Aku mulai terbiasa untuk sendiri menghadapi hal rumit yang dahulu kau buat sederhana, karena sedikit kekhawatiran mu. Memang seharusnya tak melulu aku tuk pinta perhatianmu. Sebab aku hanya pemeran cadangan, yang kau simpan saat tak butuh. Sangat rapi, hingga rasanya terkoyak hampir rusak di saat jiwa sedang butuhkan mu. Kau tak benar-benar membutuhkan ku.
Setiap waktu tetap aku, karena memang hanya aku.
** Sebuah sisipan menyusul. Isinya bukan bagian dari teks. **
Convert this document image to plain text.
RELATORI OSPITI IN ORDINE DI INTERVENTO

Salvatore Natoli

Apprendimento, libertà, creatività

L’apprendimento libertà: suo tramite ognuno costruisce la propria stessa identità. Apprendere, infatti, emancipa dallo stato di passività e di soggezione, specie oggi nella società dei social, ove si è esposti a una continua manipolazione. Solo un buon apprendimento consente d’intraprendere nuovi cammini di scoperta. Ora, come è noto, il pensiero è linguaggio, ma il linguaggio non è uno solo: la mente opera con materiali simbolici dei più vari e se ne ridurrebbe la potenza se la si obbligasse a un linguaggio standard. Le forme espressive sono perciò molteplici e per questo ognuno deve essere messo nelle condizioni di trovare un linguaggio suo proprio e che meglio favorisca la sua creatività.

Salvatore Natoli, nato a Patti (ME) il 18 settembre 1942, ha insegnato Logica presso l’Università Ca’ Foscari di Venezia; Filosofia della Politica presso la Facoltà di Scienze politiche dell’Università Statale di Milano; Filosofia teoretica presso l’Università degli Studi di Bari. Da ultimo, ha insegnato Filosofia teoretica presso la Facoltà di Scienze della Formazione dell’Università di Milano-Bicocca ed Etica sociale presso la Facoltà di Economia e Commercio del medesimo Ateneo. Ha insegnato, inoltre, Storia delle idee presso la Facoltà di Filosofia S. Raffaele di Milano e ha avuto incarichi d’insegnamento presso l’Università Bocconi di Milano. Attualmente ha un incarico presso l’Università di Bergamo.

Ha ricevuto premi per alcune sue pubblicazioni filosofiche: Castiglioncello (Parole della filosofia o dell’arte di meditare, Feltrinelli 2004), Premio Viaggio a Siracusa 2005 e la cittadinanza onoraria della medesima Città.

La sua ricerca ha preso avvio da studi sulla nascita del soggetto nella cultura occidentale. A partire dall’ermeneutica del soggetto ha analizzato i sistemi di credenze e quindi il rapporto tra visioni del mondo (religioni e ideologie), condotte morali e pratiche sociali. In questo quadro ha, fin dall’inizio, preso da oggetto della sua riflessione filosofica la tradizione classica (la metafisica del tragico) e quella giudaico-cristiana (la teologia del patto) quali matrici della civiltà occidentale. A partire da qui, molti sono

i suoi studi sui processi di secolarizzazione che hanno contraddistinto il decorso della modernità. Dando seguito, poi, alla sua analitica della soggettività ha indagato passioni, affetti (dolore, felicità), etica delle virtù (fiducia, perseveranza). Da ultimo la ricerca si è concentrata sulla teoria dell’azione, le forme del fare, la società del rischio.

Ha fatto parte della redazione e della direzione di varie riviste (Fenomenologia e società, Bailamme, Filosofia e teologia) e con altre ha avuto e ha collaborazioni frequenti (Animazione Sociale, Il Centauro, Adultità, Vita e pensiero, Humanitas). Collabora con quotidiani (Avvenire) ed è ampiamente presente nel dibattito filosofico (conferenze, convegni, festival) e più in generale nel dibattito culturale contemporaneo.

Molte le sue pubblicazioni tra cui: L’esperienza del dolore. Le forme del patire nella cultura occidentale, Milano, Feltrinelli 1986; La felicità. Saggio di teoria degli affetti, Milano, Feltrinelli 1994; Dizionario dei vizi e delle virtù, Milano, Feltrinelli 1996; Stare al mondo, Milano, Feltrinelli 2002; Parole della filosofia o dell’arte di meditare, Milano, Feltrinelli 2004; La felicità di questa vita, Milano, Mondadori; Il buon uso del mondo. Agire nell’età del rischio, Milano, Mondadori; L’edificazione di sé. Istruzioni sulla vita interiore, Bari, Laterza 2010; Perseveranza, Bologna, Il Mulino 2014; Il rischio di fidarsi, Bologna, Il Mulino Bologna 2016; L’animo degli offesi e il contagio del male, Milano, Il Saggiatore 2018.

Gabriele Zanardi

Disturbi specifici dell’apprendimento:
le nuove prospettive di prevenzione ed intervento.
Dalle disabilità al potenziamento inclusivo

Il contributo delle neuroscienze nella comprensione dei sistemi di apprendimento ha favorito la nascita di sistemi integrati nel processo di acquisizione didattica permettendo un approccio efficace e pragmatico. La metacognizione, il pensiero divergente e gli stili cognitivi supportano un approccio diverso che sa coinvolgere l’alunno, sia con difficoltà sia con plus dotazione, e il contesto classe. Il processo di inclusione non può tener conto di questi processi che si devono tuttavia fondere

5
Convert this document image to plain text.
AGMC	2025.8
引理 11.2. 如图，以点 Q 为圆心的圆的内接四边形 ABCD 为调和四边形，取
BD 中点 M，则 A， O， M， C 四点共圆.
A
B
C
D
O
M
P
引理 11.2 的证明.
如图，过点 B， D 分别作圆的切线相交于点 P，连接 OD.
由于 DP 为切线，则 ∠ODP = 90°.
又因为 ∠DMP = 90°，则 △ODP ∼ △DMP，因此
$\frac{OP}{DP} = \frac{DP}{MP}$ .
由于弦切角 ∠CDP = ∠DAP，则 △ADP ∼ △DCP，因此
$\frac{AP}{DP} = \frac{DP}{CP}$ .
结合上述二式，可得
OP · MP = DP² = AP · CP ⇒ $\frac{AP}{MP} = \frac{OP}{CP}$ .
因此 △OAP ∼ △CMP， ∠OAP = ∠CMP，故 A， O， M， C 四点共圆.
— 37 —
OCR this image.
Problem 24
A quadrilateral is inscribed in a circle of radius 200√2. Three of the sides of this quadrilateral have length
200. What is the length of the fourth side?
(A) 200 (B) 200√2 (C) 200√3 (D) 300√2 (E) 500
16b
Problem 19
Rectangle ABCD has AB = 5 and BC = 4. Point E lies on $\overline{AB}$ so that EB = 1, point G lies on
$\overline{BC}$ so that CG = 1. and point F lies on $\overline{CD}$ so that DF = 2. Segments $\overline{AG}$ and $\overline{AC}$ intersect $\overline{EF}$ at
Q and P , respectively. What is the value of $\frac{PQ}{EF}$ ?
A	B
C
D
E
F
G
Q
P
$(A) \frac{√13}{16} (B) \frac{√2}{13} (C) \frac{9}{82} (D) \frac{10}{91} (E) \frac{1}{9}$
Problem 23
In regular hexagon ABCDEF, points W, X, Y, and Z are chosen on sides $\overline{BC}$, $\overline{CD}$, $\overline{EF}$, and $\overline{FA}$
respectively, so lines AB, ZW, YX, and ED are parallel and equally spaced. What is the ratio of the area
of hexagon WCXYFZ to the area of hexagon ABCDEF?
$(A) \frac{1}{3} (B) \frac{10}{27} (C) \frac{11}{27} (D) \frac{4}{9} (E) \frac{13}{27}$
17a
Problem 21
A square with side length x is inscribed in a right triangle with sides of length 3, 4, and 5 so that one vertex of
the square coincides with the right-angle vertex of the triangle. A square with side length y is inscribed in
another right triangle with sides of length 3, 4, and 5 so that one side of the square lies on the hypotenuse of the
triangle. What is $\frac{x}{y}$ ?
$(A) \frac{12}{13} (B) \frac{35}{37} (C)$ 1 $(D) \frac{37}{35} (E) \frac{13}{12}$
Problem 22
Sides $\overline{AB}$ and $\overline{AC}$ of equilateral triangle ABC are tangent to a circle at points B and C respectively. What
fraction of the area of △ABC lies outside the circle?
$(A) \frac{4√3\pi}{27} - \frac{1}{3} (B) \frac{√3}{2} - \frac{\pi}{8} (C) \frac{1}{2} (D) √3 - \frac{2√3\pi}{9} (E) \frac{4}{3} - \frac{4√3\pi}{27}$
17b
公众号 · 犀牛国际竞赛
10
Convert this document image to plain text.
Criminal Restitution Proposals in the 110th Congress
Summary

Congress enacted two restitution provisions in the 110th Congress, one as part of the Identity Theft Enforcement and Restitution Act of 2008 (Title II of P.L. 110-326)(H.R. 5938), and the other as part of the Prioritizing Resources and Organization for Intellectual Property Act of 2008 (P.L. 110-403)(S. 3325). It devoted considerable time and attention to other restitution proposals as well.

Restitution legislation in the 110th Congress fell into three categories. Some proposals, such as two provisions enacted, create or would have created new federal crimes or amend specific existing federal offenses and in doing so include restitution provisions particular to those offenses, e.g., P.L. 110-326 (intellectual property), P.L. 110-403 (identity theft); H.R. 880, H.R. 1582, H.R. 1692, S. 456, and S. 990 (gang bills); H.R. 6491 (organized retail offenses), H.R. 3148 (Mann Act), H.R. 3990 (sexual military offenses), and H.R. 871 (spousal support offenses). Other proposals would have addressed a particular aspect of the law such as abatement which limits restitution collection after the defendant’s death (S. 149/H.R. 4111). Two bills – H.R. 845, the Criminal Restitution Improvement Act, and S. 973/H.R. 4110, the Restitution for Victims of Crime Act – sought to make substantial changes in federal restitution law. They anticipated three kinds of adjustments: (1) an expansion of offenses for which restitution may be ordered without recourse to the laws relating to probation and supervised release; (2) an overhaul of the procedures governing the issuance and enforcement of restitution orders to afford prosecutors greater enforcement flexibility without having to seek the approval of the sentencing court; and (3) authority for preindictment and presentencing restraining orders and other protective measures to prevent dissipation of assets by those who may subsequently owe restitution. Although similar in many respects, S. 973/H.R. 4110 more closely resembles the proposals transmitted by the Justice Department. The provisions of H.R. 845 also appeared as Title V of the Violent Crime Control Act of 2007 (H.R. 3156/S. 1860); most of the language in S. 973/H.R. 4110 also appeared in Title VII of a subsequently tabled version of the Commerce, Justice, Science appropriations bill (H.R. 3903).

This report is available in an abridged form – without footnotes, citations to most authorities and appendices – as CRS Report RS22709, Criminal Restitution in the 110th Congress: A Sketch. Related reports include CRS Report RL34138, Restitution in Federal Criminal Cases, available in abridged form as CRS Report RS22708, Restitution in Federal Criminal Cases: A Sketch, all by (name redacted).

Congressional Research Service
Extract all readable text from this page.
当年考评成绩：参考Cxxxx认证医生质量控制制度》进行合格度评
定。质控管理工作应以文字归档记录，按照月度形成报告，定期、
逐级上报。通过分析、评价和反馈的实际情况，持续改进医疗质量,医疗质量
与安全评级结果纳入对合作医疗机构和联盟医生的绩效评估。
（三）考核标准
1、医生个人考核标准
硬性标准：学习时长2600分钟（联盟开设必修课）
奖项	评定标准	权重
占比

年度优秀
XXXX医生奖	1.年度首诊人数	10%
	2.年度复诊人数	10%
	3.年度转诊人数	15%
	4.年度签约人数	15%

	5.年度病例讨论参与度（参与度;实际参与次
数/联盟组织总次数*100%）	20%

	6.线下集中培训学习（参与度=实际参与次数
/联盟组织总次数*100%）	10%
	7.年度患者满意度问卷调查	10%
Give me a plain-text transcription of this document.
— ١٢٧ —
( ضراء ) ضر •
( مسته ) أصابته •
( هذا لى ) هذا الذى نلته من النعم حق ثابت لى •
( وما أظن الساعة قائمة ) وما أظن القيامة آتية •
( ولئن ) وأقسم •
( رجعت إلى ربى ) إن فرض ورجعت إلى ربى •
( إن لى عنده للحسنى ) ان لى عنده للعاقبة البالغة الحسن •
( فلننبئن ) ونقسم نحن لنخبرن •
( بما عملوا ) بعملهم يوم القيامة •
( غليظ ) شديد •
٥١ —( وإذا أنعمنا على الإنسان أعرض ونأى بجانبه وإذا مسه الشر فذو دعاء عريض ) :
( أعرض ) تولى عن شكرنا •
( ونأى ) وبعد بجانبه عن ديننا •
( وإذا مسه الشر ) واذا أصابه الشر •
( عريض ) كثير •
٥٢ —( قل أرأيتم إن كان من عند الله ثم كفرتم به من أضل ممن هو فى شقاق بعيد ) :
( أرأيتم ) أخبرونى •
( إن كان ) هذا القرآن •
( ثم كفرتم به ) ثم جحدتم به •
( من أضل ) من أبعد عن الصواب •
Yang dengan sabar menimang kasih yang tak pernah letih, mendoakanmu yang tak ada. Tak ada di sisi ku.
Lelah aku dengan penat. Tuhan, tetap buat diri ini bersyukur, atas segala hal manis yang dahulu Puan lakukan. Semua akan berubah, dan itu tak mengapa, perasaan ini kan tetap ada, berusaha tuk membiasakan diri atas terkikisnya waktumu untukku. Aku tak bisa memaksa, karena kau tak miliki rasa.